Monday, December 15, 2008

Yuck!


I grew up in an old stone farm house. Every fall when it started getting cold, the field mice would come in, seeking warmth. Happens all the time, all over the world.

What also happened in my house was the annual setting of the mousetraps in the pantry. Back then the only choice was the spring-loaded ones. You know, the kind with the little platform for bait and the bar that would then hopefully snap the poor mouse’s neck instantly.

My dad’s bait of choice was always peanut butter. Worked well too. He’d set out traps on the shelves, they’d do their thing, he’d go back and dispose of them. Only problem was there would inevitably be the one that didn’t do the job quite as well as it should have. The trapped mouse would still be alive enough to struggle, finally falling off the shelf into the bottom of the closet, dragging the trap with it as it sought to escape.

Oh it would die eventually. And then it would start to rot. With a glob of peanut butter left along with it. Yeah, real appetizing smell, rancid peanut butter and moldy mice.

There, now you know why I dislike peanut butter so much. The smell of a freshly opened jar takes me back to searching the closet for the one that tried to get away.

4 comments:

Sommer Marsden said...

Ahhhhhhhhhhhh! You have scarred me for life! That poor mouse! eep!

Anny Cook said...

Last Christmas, that was the house hunk's job at my daughter's apartment... only hers were so teeny that standard moustraps didn't work.
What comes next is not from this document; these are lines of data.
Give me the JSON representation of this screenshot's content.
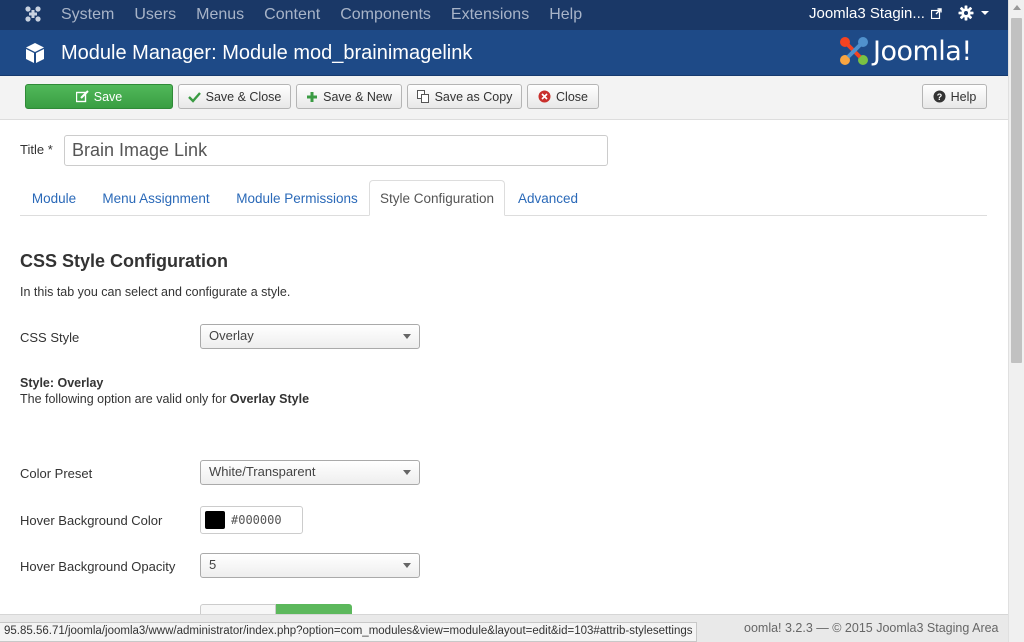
{
  "navbar": {
    "menu": [
      "System",
      "Users",
      "Menus",
      "Content",
      "Components",
      "Extensions",
      "Help"
    ],
    "site_name": "Joomla3 Stagin..."
  },
  "header": {
    "title": "Module Manager: Module mod_brainimagelink",
    "brand": "Joomla!"
  },
  "toolbar": {
    "save_label": "Save",
    "save_close_label": "Save & Close",
    "save_new_label": "Save & New",
    "save_copy_label": "Save as Copy",
    "close_label": "Close",
    "help_label": "Help"
  },
  "form": {
    "title_label": "Title *",
    "title_value": "Brain Image Link"
  },
  "tabs": [
    "Module",
    "Menu Assignment",
    "Module Permissions",
    "Style Configuration",
    "Advanced"
  ],
  "active_tab": "Style Configuration",
  "section": {
    "title": "CSS Style Configuration",
    "description": "In this tab you can select and configurate a style."
  },
  "fields": {
    "css_style_label": "CSS Style",
    "css_style_value": "Overlay",
    "style_heading": "Style: Overlay",
    "style_note_prefix": "The following option are valid only for ",
    "style_note_bold": "Overlay Style",
    "color_preset_label": "Color Preset",
    "color_preset_value": "White/Transparent",
    "hover_bg_color_label": "Hover Background Color",
    "hover_bg_color_value": "#000000",
    "hover_bg_opacity_label": "Hover Background Opacity",
    "hover_bg_opacity_value": "5"
  },
  "footer": {
    "text": "oomla! 3.2.3  —  © 2015 Joomla3 Staging Area"
  },
  "status_url": "95.85.56.71/joomla/joomla3/www/administrator/index.php?option=com_modules&view=module&layout=edit&id=103#attrib-stylesettings",
  "colors": {
    "navbar_bg": "#1a3867",
    "header_bg": "#1e4a87",
    "save_green": "#46a84f",
    "link_blue": "#2a69b8",
    "close_red": "#c9302c"
  }
}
A lot more "got away" than were captured.

Unknown said...

I trapped one mouse once...I got home to find him in a pool of blood...felt so bad I never set another trap again

Regina Carlysle said...

We don't get mice very often THANK GOD...I detest rodents. I prefer the glue things. The glue smells like bubble gum and apparently the little things like gum. They get stuck ALIVE. The bad thing is you are supposed to throw them in the trash like that. EWWWW. There's just no good way to kill something.